The width of the IQR in subjects with CLBP is 0.08, and in controls is 0.10, giving us estimates of sd as 0.059 and 0.074 respectively. The distance by the maximum and minimum in subjects with CLBP is 0.18, and in controls is 0.14, giving us estimates of sd as 0.046 and 0.036 respectively. Averaging the approximations gives an estimate of sd for subjects with CLBP as 0.053, and for controls as 0.055.

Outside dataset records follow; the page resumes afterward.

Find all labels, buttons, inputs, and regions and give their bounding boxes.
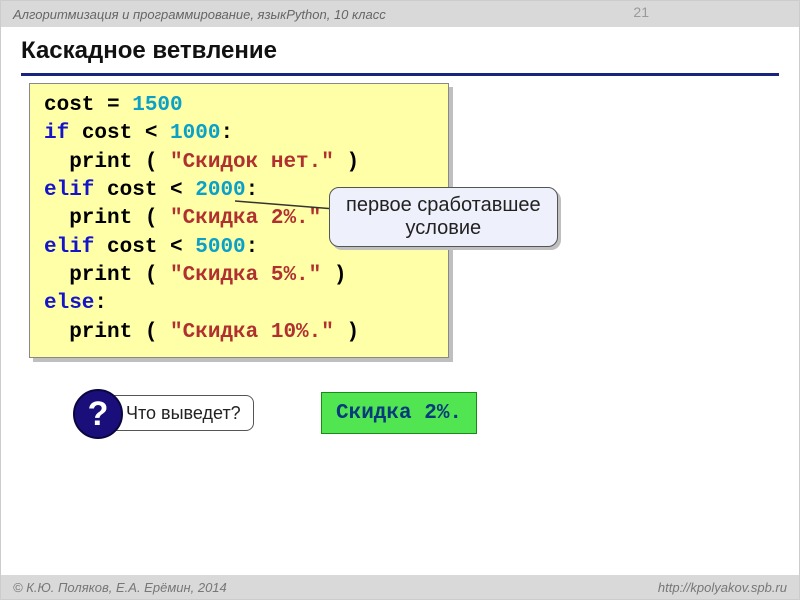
code-token: : xyxy=(94,292,107,315)
code-number: 5000 xyxy=(195,236,245,259)
code-keyword: elif xyxy=(44,236,94,259)
code-string: "Скидка 10%." xyxy=(170,321,334,344)
question-text: Что выведет? xyxy=(126,403,241,424)
code-token: ) xyxy=(321,264,346,287)
footer-right: http://kpolyakov.spb.ru xyxy=(658,580,787,595)
code-number: 2000 xyxy=(195,179,245,202)
code-token: cost = xyxy=(44,94,132,117)
code-token: ) xyxy=(334,151,359,174)
slide: Алгоритмизация и программирование, язык … xyxy=(0,0,800,600)
annotation-bubble: первое сработавшее условие xyxy=(329,187,558,247)
course-prefix: Алгоритмизация и программирование, язык xyxy=(13,7,286,22)
annotation-line-2: условие xyxy=(346,217,541,240)
code-keyword: elif xyxy=(44,179,94,202)
code-token: ) xyxy=(334,321,359,344)
code-token: : xyxy=(246,236,259,259)
code-number: 1000 xyxy=(170,122,220,145)
code-keyword: if xyxy=(44,122,69,145)
course-suffix: , 10 класс xyxy=(327,7,386,22)
code-token: : xyxy=(220,122,233,145)
copyright-symbol: © xyxy=(13,580,26,595)
code-number: 1500 xyxy=(132,94,182,117)
title-rule xyxy=(21,73,779,76)
slide-footer: © К.Ю. Поляков, Е.А. Ерёмин, 2014 http:/… xyxy=(1,575,799,599)
code-keyword: else xyxy=(44,292,94,315)
answer-text: Скидка 2%. xyxy=(336,402,462,425)
title-wrap: Каскадное ветвление xyxy=(1,27,799,69)
question-box: Что выведет? xyxy=(109,395,254,431)
footer-authors: К.Ю. Поляков, Е.А. Ерёмин, 2014 xyxy=(26,580,227,595)
answer-box: Скидка 2%. xyxy=(321,392,477,434)
annotation-line-1: первое сработавшее xyxy=(346,194,541,217)
code-token: print ( xyxy=(44,151,170,174)
question-mark-icon: ? xyxy=(73,389,123,439)
code-token: print ( xyxy=(44,264,170,287)
code-token: cost < xyxy=(94,236,195,259)
code-token: print ( xyxy=(44,321,170,344)
slide-title: Каскадное ветвление xyxy=(21,37,779,65)
code-string: "Скидка 2%." xyxy=(170,207,321,230)
slide-header: Алгоритмизация и программирование, язык … xyxy=(1,1,799,27)
code-token: : xyxy=(246,179,259,202)
code-token: cost < xyxy=(69,122,170,145)
code-token: print ( xyxy=(44,207,170,230)
code-token: cost < xyxy=(94,179,195,202)
page-number: 21 xyxy=(633,4,649,20)
code-string: "Скидок нет." xyxy=(170,151,334,174)
course-language: Python xyxy=(286,7,326,22)
footer-left: © К.Ю. Поляков, Е.А. Ерёмин, 2014 xyxy=(13,580,227,595)
code-string: "Скидка 5%." xyxy=(170,264,321,287)
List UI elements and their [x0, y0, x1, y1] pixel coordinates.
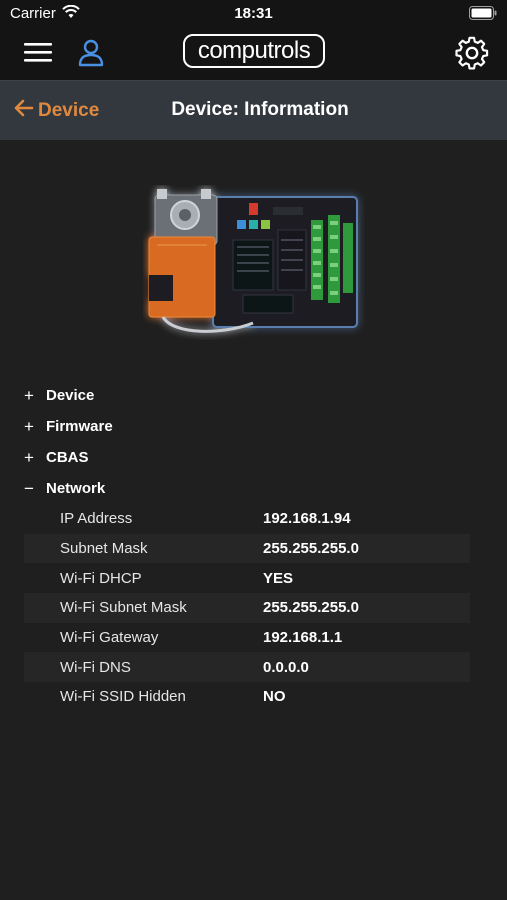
section-label: Network	[46, 480, 106, 497]
collapse-icon: −	[24, 478, 34, 498]
row-value: 192.168.1.1	[263, 629, 343, 647]
row-label: Subnet Mask	[60, 540, 148, 558]
section-label: CBAS	[46, 449, 89, 466]
row-value: YES	[263, 569, 294, 587]
status-bar: Carrier 18:31	[0, 0, 507, 28]
section-network[interactable]: − Network	[24, 473, 474, 504]
table-row: Wi-Fi Subnet Mask 255.255.255.0	[24, 593, 470, 623]
network-details-table: IP Address 192.168.1.94 Subnet Mask 255.…	[24, 504, 470, 712]
table-row: Wi-Fi SSID Hidden NO	[24, 682, 470, 712]
row-label: Wi-Fi Subnet Mask	[60, 599, 187, 617]
section-cbas[interactable]: + CBAS	[24, 442, 474, 473]
page-header: Device Device: Information	[0, 80, 507, 140]
back-button-label: Device	[38, 100, 100, 121]
section-label: Device	[46, 387, 95, 404]
row-value: NO	[263, 688, 286, 706]
row-label: Wi-Fi Gateway	[60, 629, 159, 647]
row-label: Wi-Fi DNS	[60, 658, 131, 676]
table-row: Wi-Fi DNS 0.0.0.0	[24, 652, 470, 683]
device-image	[143, 185, 365, 340]
table-row: Subnet Mask 255.255.255.0	[24, 533, 470, 564]
section-list: + Device + Firmware + CBAS − Network IP …	[24, 380, 474, 712]
row-label: IP Address	[60, 510, 133, 528]
top-nav: computrols	[0, 28, 507, 80]
row-label: Wi-Fi SSID Hidden	[60, 688, 186, 706]
row-value: 255.255.255.0	[263, 540, 359, 558]
section-label: Firmware	[46, 418, 113, 435]
gear-icon[interactable]	[455, 36, 489, 75]
profile-icon[interactable]	[76, 38, 106, 73]
back-arrow-icon	[14, 99, 34, 123]
section-device[interactable]: + Device	[24, 380, 474, 411]
row-value: 192.168.1.94	[263, 510, 351, 528]
row-label: Wi-Fi DHCP	[60, 569, 142, 587]
table-row: IP Address 192.168.1.94	[24, 504, 470, 534]
back-button[interactable]: Device	[14, 98, 99, 124]
status-time: 18:31	[234, 5, 273, 22]
row-value: 255.255.255.0	[263, 599, 359, 617]
section-firmware[interactable]: + Firmware	[24, 411, 474, 442]
expand-icon: +	[24, 385, 34, 405]
battery-icon	[469, 6, 497, 25]
table-row: Wi-Fi Gateway 192.168.1.1	[24, 623, 470, 653]
row-value: 0.0.0.0	[263, 658, 309, 676]
page-title: Device: Information	[171, 99, 349, 120]
table-row: Wi-Fi DHCP YES	[24, 563, 470, 593]
menu-icon[interactable]	[24, 40, 54, 66]
expand-icon: +	[24, 416, 34, 436]
expand-icon: +	[24, 447, 34, 467]
brand-logo: computrols	[183, 34, 325, 68]
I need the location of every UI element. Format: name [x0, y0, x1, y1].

Now, using these assumed means and standard deviations, what would be the power of the signed rank test to reject the null hypothesis of no difference, if the true difference was 0.08 (1.06 minus 0.98)? We can do this by simulation: generate nine pairs of SUVR observations with the assumed mean/sd, perform the signed rank test, and repeat over and over. An estimate of the power (at $\alpha=0.05$) is the proportion of times the test rejects the null hypothesis. We’ll do this in R.

First, write a simple function to simulate the data, and calculate the test:

simBrain <- function(m1, m2, n){
	x <- rnorm(n = n, mean = m1, sd = 0.053)
	y <- rnorm(n = n, mean = m2, sd = 0.055)
	test <- wilcox.test(x = x, y = y, paired = TRUE, exact = TRUE)
	test$p.value < 0.05

which we can then use replicate to call many times, and calculate the power:

power <- replicate(9999, simBrain(m1 = 1.06, m2 = 0.98, n = 9))
## [1] 0.7193719

Recalling that a standard of human research is 80% power, the ‘apparent’ power of this specific difference of 72% is underwhelming, especially considering the level of inaccuracy in calculate the parameters at such small sample sizes seen here.

What if we actually thought that the mean in the CLBP subjects was lower? Given the median is not in the middle, and is tending towards the top of the box, the mean might actually be smaller. A mean of 1.05 would definitely not be out of the question here, so if we use that instead?

power <- replicate(9999, simBrain(m1 = 1.05, m2 = 0.98, n = 9))

A simple little change such as that, and our power has now shot down to only 60%! So at such low sample sizes, small changes in parameters produce large changes in inference! That’s why I don’t think that they warrant the description of

… a more aggressive exploration of this therapeutic route …

as reported in the Scientific American report.